Des priorités doivent être posées. Elly explique : « Il existe plusieurs façons de réfléchir à cela, mais c’est avant tout basé sur un processus, donc peut-être une baisse de la notation ESG ou une explication des raisons pour lesquelles nous avons voté contre la direction ; cela peut également être dicté par notre recherche thématique. »

Parmi les exemples de domaines de recherche thématique que l’équipe a entreprise, on peut citer les plastiques, le sucre et le changement climatique. Elly note qu’il peut également être bénéfique de travailler avec d’autres gestionnaires d’actifs dans le but de combiner des pourcentages de participation dans une société qui n’a pas donné suite aux pressions des investisseurs. En joignant nos voix, il est plus facile d’influencer une entreprise ou de l’encourager à fournir plus d’informations.

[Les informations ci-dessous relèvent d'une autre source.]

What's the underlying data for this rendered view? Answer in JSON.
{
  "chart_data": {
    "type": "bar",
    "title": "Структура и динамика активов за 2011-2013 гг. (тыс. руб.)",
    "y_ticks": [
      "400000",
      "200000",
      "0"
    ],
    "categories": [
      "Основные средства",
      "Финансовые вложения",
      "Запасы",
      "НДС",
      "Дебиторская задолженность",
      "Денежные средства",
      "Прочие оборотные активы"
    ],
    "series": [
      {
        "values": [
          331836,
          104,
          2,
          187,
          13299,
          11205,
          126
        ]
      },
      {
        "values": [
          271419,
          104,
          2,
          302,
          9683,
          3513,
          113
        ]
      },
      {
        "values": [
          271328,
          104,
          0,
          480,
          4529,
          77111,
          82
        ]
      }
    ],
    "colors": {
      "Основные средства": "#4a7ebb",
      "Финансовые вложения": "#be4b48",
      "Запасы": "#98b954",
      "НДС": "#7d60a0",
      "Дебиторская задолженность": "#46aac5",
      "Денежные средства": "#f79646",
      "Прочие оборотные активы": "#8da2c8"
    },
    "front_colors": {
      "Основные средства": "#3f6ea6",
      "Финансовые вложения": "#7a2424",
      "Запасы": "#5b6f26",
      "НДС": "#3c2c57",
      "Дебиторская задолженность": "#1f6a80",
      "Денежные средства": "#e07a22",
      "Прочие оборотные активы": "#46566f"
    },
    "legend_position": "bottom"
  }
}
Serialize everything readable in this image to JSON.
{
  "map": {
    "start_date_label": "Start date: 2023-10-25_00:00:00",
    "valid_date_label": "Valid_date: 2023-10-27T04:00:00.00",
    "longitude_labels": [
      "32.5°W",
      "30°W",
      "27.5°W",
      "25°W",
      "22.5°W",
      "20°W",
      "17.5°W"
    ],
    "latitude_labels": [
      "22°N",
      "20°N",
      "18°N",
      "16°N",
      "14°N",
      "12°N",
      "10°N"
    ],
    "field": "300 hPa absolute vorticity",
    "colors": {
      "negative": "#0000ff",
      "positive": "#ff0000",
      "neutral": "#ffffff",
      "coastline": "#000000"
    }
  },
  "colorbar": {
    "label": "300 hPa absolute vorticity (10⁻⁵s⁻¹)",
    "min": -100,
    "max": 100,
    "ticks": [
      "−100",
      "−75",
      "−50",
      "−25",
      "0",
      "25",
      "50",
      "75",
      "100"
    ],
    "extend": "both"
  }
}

« Les deux exemples récents sont notre participation à Climate Action 100+, pour l’analyse des risques liés au changement climatique, et notre adhésion à la Workforce Disclosure Initiative, qui tente de promouvoir une plus grande transparence sur les pratiques en matière de capital humain au sein des entreprises », ajoute-t-elle.

Quelles sont les cibles et la fréquence de l’engagement de Schroders auprès des entreprises ?

Elly indique qu’au cours des cinq dernières années, les engagements de Schroders ont considérablement augmenté.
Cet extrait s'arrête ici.